Choosing a Table Storage Type

Flash, SSD, or Disk-based Columnstore/Universal Storage	In-Memory Rowstore
Analytical workloads, but can handle operational/transactional workloads with relatively frequent updates and deletes	Demanding operational/transactional workloads with high update and delete rates
Fast inserts over a small or large number of rows	Fast inserts and updates over a small or large number of rows
Fast aggregations and table scans via sub-segment access	Random seek performance
Compression	`SPARSE` compression option

Conceptual Differences Between Columnstore and Rowstore

Column-oriented stores or columnstores (columnstore is also referred to as Universal Storage) treat each column as a unit. Columnstore tables sequentially store data segments for each column on the same physical location on disk. This enables two important capabilities. One capability is being able to scan only the columns needed for the query with good cache locality during the scan. The other capability is that columnstores lend themselves well to compression. For example, repeating and similar values can easily be compressed together.

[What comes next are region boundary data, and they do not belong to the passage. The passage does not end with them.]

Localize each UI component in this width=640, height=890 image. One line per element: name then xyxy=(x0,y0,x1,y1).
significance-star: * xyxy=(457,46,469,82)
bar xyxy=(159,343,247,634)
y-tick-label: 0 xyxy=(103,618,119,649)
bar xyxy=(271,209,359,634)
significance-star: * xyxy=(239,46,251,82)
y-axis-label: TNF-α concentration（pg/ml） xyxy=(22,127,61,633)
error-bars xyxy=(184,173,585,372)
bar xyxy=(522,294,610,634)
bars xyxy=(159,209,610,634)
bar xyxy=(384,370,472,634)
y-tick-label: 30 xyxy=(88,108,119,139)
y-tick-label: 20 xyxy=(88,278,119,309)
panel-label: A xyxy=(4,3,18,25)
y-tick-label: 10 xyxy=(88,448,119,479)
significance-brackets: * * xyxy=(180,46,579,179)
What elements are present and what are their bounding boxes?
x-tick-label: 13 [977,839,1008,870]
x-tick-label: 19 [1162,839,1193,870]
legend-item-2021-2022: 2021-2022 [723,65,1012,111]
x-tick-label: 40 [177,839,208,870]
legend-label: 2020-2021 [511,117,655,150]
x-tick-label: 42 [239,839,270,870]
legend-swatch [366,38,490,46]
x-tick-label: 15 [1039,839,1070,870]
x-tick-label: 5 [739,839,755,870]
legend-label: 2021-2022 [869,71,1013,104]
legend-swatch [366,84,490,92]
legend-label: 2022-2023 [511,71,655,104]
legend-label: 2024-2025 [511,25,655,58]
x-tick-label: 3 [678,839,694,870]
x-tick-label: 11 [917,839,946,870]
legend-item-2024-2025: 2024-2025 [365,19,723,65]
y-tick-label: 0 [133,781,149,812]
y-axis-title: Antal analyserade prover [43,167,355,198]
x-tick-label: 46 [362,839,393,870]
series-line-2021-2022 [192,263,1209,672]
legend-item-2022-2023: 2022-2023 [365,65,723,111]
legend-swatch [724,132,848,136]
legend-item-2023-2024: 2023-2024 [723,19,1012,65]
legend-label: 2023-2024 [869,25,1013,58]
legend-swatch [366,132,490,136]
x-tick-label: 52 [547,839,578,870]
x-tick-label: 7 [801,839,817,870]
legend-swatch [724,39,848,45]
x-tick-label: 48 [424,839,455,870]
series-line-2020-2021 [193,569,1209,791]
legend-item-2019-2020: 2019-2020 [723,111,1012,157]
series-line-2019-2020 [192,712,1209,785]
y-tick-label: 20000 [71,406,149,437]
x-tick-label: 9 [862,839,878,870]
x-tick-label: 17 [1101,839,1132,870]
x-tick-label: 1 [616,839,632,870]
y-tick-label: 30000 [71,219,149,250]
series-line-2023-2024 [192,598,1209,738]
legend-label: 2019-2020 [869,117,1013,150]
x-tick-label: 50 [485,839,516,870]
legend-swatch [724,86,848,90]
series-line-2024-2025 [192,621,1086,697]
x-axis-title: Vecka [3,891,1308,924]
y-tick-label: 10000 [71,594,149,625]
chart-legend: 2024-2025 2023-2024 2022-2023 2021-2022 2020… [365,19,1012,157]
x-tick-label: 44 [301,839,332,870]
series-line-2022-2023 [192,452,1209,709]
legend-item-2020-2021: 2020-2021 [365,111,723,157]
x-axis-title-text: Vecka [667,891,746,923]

In addition, columnstore tables utilize a feature called sub-segment access with allows quick retrieval of a row once its position is known via hash indexing. Columnstore tables can have multiple multi-column hash indexes. Finally, row-level locking allows many concurrent updates of multiple rows in a columnstore to proceed, without requiring transactions to wait.

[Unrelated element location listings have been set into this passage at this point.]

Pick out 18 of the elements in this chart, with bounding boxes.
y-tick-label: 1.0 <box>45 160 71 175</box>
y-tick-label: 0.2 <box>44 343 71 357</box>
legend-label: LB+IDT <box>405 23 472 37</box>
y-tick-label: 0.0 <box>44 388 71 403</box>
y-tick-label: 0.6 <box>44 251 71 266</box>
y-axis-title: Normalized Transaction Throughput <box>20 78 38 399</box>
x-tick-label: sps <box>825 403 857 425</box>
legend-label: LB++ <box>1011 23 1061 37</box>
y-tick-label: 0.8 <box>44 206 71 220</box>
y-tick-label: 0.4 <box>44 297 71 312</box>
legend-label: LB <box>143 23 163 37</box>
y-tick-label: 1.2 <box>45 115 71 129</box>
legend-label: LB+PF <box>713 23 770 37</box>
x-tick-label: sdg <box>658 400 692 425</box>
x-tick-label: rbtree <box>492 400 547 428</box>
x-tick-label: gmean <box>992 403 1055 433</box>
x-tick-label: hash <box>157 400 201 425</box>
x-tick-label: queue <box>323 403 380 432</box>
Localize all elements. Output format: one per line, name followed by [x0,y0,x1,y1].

Columnstores are usually batch-loaded for optimal performance, although small-batch and streaming insert to columnstores can also perform well. The combination of efficient batch loading and processing of analytic queries make columnstore highly suitable for data warehousing scenarios.

Columnstores can handle operational and transactional workloads with relatively frequent updates and deletes, but rowstore can perform better for a demanding operational and transactional workload with high update and delete rates. Column group indexes can be used on columnstore tables to speed up full-row retrievals and updates, particularly for wide tables.

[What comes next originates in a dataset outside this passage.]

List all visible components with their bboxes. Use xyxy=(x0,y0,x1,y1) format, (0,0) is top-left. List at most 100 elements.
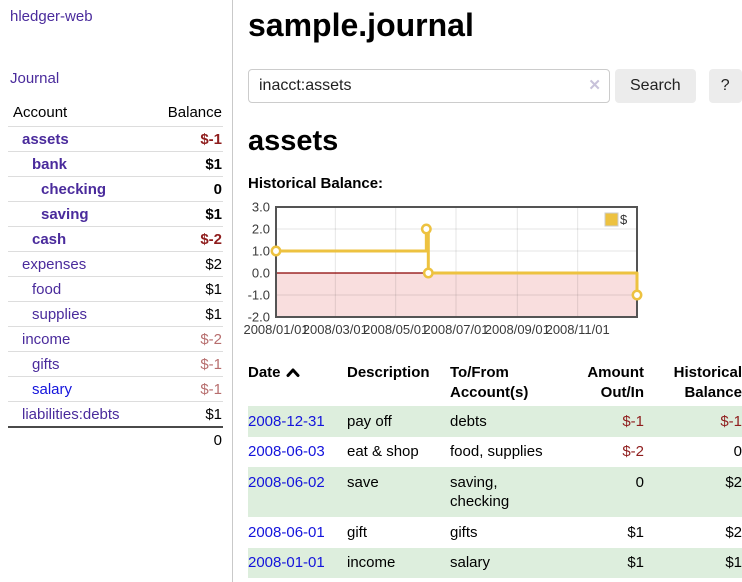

In general, columnstore tables are effective when your workload matches the following descriptions as much as possible:

A large number of rows are scanned sequentially (i.e. millions of rows or >5% of the table)
Aggregation happens over only a few columns (e.g. <10 columns)

A simplified example of how columnstore data is physically stored is shown here:

Columnstore

ProductId
1
2
3
4

Color
Red x 2
Black
White

x 2 indicates that the value is repeated twice.

Price
10
20 x 3

x 3 indicates that the value is repeated three times.

Row-oriented stores or rowstores are the most common type of data stores used by relational databases. As the name suggests, a rowstore treats each row as a unit and stores all fields for a given row together in the same physical location. This results in very fast performance when running queries seek specific rows. This makes rowstores great for transactional workloads, where the database frequently selects, inserts, updates, and deletes individual rows, often referencing either most or all columns.

With rowstore, data is stored in lock-free indexes for great performance at high concurrency. Rowstore tables can use multiple indexes, allowing them to flexibly support many types of queries.

Finally, when rowstore tables are created with SPARSE compression, the tables are allowed to store more data in the same amount of RAM. Nullable, structured columns can use sparse data compression. The column data types include BIGINT, INT, MEDIUMINT, SMALLINT, TINYINT, DATE, DATETIME, TIME, TIMESTAMP, and VARCHAR.

Logical table and rowstore representation

ProductId	Color	Price
1	Red	10
2	Red	20
3	Black	20
4	White	20

Related Topics

Training: SingleStore Storage

Check Your Understanding

Q: Do columnstore tables use memory?

A: Absolutely – SingleStore uses the operating system disk buffer cache to cache segment files in memory. Good performance in columnstore can only be achieved when there is enough memory to cache the working set. In addition, columnstore tables use a rowstore buffer table as a special segment to batch writes to the disk.

Q: Do rowstore tables ever write to disk?

A: Yes – data in a rowstore is also written to the transaction log on disk so that it can be recovered when SingleStore is restarted.

Q: Are rowstore tables always faster than columnstore tables?

A: No, columnstore tables are faster on some workloads – if the workload is batch inserts and sequential reads (e.g. an analytical workload with lots of scans) a columnstore can be significantly faster.

Q: What if I need small high-concurrency updates and my data doesn’t fit in memory?

A: You can also use columnstore tables while setting hash index(es) on columns you regularly filter on. Rowstore tables could also be effective if you create them with SPARSE compression.